En ese momento se me acercó uno de los entrenadores del gimnasio. Un hombre alto y musculoso, con pantalones ajustados y una expresión de disgusto.

—¡¿Hasta cuándo?! —empezó a alzar la voz—. ¡Todos los días lo mismo! ¿Por qué lo traes aquí? Si quieres, quédate en casa con él, ¡pero no molestes a los demás mientras entrenan!

Me quedé desconcertada. Abracé a mi hijo contra mi pecho, sintiendo cómo las lágrimas me corrían por las mejillas.

—Lo siento… es que aún es muy pequeño —respondí en voz baja.

—¡Me da igual! ¿Quieres que escribamos a la entrada con letras enormes: “Prohibida la entrada a niños y perros”?

Bajé la cabeza, lista para darme la vuelta y marcharme. Pero justo en ese momento sucedió algo inesperado…

Una chica del grupo se puso de pie rápidamente entre él y yo.

—¡Eh! —su voz sonó firme—. No tienes derecho a hablar así. ¡Es un niño!

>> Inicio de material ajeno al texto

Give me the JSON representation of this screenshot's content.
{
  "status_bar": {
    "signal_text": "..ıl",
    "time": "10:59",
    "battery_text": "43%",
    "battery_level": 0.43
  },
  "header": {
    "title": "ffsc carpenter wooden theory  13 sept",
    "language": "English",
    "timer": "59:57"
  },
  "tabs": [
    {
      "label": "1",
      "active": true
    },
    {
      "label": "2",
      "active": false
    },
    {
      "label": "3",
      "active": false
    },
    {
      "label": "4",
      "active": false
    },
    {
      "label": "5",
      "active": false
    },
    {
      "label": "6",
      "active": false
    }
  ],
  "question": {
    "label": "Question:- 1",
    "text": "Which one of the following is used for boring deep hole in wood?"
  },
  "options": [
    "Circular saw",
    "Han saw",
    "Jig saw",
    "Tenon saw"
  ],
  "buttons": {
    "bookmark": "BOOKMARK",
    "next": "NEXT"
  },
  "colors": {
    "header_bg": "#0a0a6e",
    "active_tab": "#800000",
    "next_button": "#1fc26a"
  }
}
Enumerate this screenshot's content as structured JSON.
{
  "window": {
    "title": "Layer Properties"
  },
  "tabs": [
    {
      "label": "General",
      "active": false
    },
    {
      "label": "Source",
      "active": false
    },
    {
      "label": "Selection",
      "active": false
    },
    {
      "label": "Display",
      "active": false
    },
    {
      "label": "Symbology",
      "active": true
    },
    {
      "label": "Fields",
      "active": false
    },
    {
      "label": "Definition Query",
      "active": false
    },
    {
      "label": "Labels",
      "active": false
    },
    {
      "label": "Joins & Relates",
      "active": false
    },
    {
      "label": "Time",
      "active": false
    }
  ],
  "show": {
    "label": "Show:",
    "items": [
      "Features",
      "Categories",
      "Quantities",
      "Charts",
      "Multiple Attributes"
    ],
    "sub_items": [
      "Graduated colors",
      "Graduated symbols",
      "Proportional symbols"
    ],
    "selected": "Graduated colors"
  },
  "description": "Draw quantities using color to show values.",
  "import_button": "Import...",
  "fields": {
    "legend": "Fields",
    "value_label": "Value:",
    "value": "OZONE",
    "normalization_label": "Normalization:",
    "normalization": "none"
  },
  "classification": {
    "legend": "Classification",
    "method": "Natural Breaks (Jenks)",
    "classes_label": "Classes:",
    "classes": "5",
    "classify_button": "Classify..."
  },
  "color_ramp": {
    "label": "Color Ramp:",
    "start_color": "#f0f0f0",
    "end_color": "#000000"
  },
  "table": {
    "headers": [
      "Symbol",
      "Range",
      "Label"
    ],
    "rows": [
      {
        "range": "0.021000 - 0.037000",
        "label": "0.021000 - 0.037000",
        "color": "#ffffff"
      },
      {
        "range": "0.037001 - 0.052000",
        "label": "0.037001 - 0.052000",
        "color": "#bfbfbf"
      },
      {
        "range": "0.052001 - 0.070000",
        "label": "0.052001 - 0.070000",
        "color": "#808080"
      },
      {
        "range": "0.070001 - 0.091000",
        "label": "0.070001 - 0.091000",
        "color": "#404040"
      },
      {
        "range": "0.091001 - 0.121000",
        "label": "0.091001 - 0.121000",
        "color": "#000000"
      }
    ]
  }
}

Llora, y eso es normal. Todos lo entendemos, y tú gritas como si ella hubiera hecho algo terrible.

El entrenador frunció el ceño:

—Entonces que se quede en casa y no moleste.

—No —la chica no cedió—. ¿Sabes siquiera por lo que pasa una mujer después de dar a luz? ¿Cómo cambia su cuerpo y lo importante que es para ella volver a entrenar? Estás avergonzando este gimnasio. Y me aseguraré de que los jefes sepan cómo hablas a los clientes.

Y de hecho, se quejó. Unos días después supe que aquel hombre fue despedido.

Pero, saben, las dudas siguen ahí. ¿Tal vez yo estaba equivocada? ¿Quizás realmente debería haberme quedado en casa y no molestar a nadie?